For those who have been following the whole Movable Type licensing discussion going on over at Kathy's place (which I mentioned here a few days ago), there's been some related posts by Tweezerman and Den Beste (and an older one from Bennett).

Tweezerman's post is particularly good, because it raises questions about software licenses that attempt to reach too far (Bennett's post also deals with that topic). I agree that some of the provisions that the MT folks have stuck in their license probably would not hold up legally, and I also agree that the problematic language in the license itself is what must guide -- not what Ben or Mena or Anil might post on a message board somewhere to clarify.

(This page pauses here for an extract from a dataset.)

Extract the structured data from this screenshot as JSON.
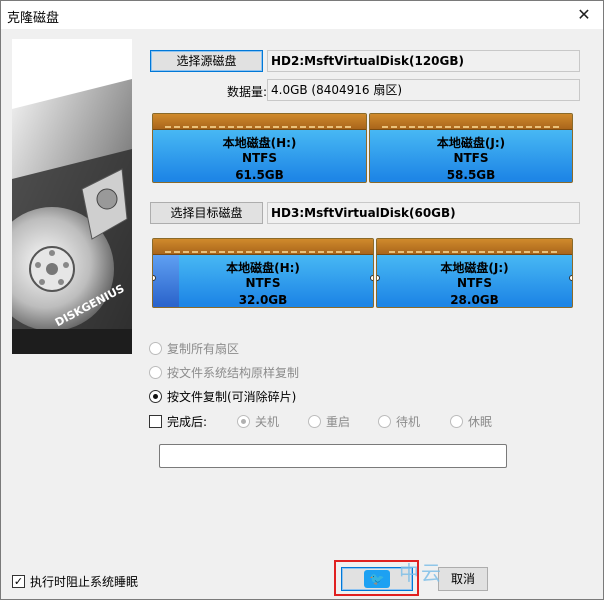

Den Beste raises the question of selective enforcement of licensing terms. I don't necessarily agree with him that Movable Type is less polished than his preferred software, CityDesk (MT certainly is more robust in terms of features, and I've never suffered from any bugs in the software), but CityDesk is way ahead in terms of clarity of its license. Because MT's license is so unclear -- and because there are side arrangements to get around/clarify the ambiguities -- selective enforcement almost has to be the result. And THAT is one reason why I have no real desire to continue to use the software. Den Beste is right that those of us who do our own designs ARE choosing more than just software in a blog tool. And two things that drive me crazy about any community/clique are ambiguous rules and selective enforcement of rules. Grr.

What MT needs is not polish, but a reconsideration of its licensing program, and what the company hopes to accomplish through the same. I had a pleasant email exchange with Rick Ellis, the author of pMachine, earlier, on the topic of the inclusion of pMachine Free in the Fantastico Installer Script included on cpanel servers (b2 is also included, and I think postNuke may be as well). Rick seems happy with that arrangement, and maybe that's something for MT to consider because it really does make the install process pain free (so long as the server is well maintained). Because I honestly can't see how MT can insist that they will provide an individual user the software for free, but that nobody but the MT people can charge for installation. I understand not wanting to allow hosting services to offer pre-installed MT, but that's somewhat of a different matter. I think.

Anyway, I'll make another plug for Nucleus. It's open-source and it is free, but it's true that there are no "professionals" making a living by supporting it. Still, it has a strong support and development community, and for some folks, it might be a good solution. It will soon be in action here (along with trackback and linkback and other cool stuff, including comments, so you peeps can give me a rash of sh!t), and it's been working quite well over at Reductio Ad Absurdum.

Finally, the MT folks are soliciting input on their licensing. That's where the conversation about this should go, I guess, for those who are still interested.

(06-25-03 Update) There is additional discussion from BurningBird, who shares my doubts that the MT people could ever enforce the part of the license that does not allow for third-party paid installations of the software. Indeed, BB is willing to test that theory by offering $10 MT installs. And like me, Beth notes that some people and some firms seem to have secured special arrangements for themselves. And Beth points to this post, which raised weeks ago many of the same issues that bother me.